Kannst du die Rolle eines Conveners näher erläutern?

Als Convener verantworte ich den Fortschritt der Arbeitsgruppe. Dazu gehören die Organisation von Sitzungen, die fachliche Ausrichtung der technischen Arbeit und vor allem die Koordination eines Teams von rund 25 Expertinnen und Experten, damit wir fundierte Ergebnisse innerhalb des vorgesehenen Zeitrahmens liefern.

Die Rolle ist ehrenamtlich. Deshalb habe ich den damit verbundenen Zeitaufwand vorab mit BakerHicks besprochen, und das Unternehmen hat mich dabei ausserordentlich unterstützt. Für beide Seiten entsteht daraus ein klarer Mehrwert: Wir gewinnen globale Einblicke, starke Branchenkontakte und frühzeitige Sichtbarkeit in Bezug auf entstehende Standards.

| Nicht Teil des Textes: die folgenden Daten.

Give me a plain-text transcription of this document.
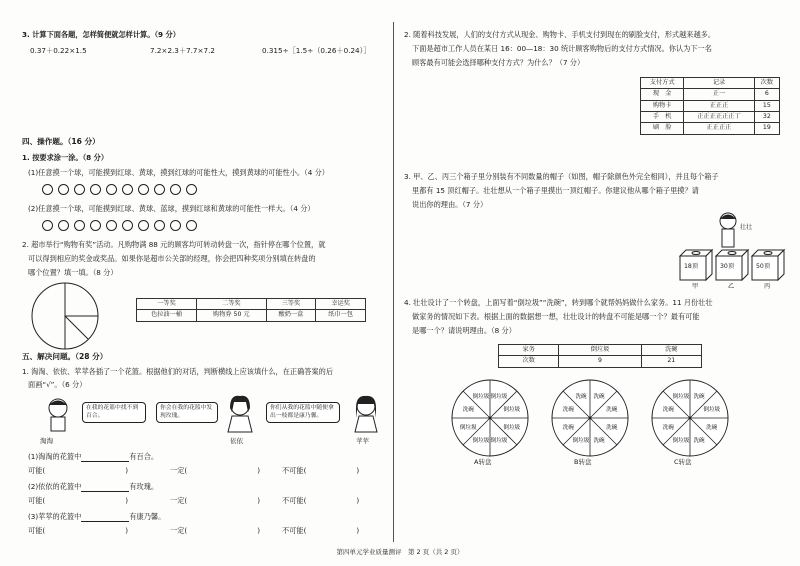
3. 计算下面各题，怎样简便就怎样计算。（9 分）
0.37＋0.22×1.5	7.2×2.3＋7.7×7.2	0.315÷［1.5÷（0.26＋0.24）］
四、操作题。（16 分）
1. 按要求涂一涂。（8 分）
(1)任意摸一个球，可能摸到红球、黄球，摸到红球的可能性大，摸到黄球的可能性小。（4 分）
(2)任意摸一个球，可能摸到红球、黄球、蓝球，摸到红球和黄球的可能性一样大。（4 分）
2. 超市举行“购物有奖”活动。凡购物满 88 元的顾客均可转动转盘一次，指针停在哪个位置，就
可以得到相应的奖金或奖品。如果你是超市公关部的经理，你会把四种奖项分别填在转盘的
哪个位置？填一填。（8 分）
一等奖	二等奖	三等奖	幸运奖
色拉油一桶	购物券 50 元	酸奶一盒	纸巾一包
五、解决问题。（28 分）
1. 淘淘、依依、苹苹各插了一个花篮。根据他们的对话，判断横线上应该填什么，在正确答案的后
面画“√”。（6 分）
在我的花篮中找不到百合。
淘淘
你会在我的花篮中发现玫瑰。
依依
你们从我的花篮中随便拿出一枝都是康乃馨。
苹苹
(1)淘淘的花篮中	有百合。
可能(	)	一定(	)	不可能(	)
(2)依依的花篮中	有玫瑰。
可能(	)	一定(	)	不可能(	)
(3)苹苹的花篮中	有康乃馨。
可能(	)	一定(	)	不可能(	)
2. 随着科技发展，人们的支付方式从现金、购物卡、手机支付到现在的刷脸支付，形式越来越多。
下面是超市工作人员在某日 16：00—18：30 统计顾客购物后的支付方式情况。你认为下一名
顾客最有可能会选择哪种支付方式？为什么？（7 分）
支付方式	记录	次数
现　金	正一	6
购物卡	正正正	15
手　机	正正正正正正丅	32
刷　脸	正正正正	19
3. 甲、乙、丙三个箱子里分别装有不同数量的帽子（如图，帽子除颜色外完全相同），并且每个箱子
里都有 15 顶红帽子。壮壮想从一个箱子里摸出一顶红帽子。你建议他从哪个箱子里摸？请
说出你的理由。（7 分）
壮壮
18顶	30顶	50顶
甲	乙	丙
4. 壮壮设计了一个转盘，上面写着“倒垃圾”“洗碗”，转到哪个就帮妈妈做什么家务。11 月份壮壮
做家务的情况如下表。根据上面的数据想一想，壮壮设计的转盘不可能是哪一个？最有可能
是哪一个？请说明理由。（8 分）
家务	倒垃圾	洗碗
次数	9	21
倒垃圾
倒垃圾
倒垃圾
倒垃圾
倒垃圾
倒垃圾
洗碗
倒垃圾	洗碗
洗碗
洗碗
洗碗
倒垃圾
洗碗
洗碗
洗碗	洗碗
倒垃圾
洗碗
洗碗
倒垃圾
洗碗
洗碗
倒垃圾
A转盘	B转盘	C转盘
第四单元学业质量测评　第 2 页（共 2 页）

Auch persönlich war diese Rolle eine grosse Entwicklungschance. Sie hat mich nicht nur gefordert, sondern auch zu einer besseren Ingenieurin gemacht. Die Zusammenarbeit mit Menschen aus verschiedenen Ländern, Fachrichtungen und beruflichen Hintergründen ist sehr bereichernd. Es ist zudem motivierend zu wissen, dass unsere Arbeit dazu beiträgt, weltweit mehr Einheitlichkeit und Klarheit zu schaffen.

Haben sich die Karrierechancen verbessert, seit du Ingenieurin bist?

Wir wissen, dass die Verfügbarkeit von Fachkräften zu einer immer grösseren Herausforderung wird. Einfach gesagt: Es gibt nicht genug Ingenieurskräfte in der Branche – und je nachdem, wo man landet, sind die Karrierewege für junge Talente nicht immer klar.

Bei BakerHicks stellen wir aktiv neue Absolventinnen und Absolventen ein und geben ihnen die Möglichkeit, Seite an Seite mit ausgewiesenen Branchenexpertinnen und -experten zu arbeiten. Dabei entwickeln sie parallel zu ihrem Studium Planungen für reale Projekte. Unsere interne HV Training Academy wird von einigen unserer erfahrensten Ingenieurinnen und Ingenieure geleitet. Die Mitarbeit an der Academy hat mich anfangs aus meiner Komfortzone gebracht, aber inzwischen macht sie mir grosse Freude. Die Teilnehmenden sind motiviert, engagiert und scheuen sich nicht, bestehende Branchenstandards zu hinterfragen – und genau das macht die Arbeit so bereichernd.

Das fasst wirklich zusammen, was ich an meiner Rolle im Hochspannungskabelbau liebe – ich lerne ständig dazu, werde herausgefordert und bewirke etwas, indem ich dabei helfe, kritische Herausforderungen der Branche anzugehen.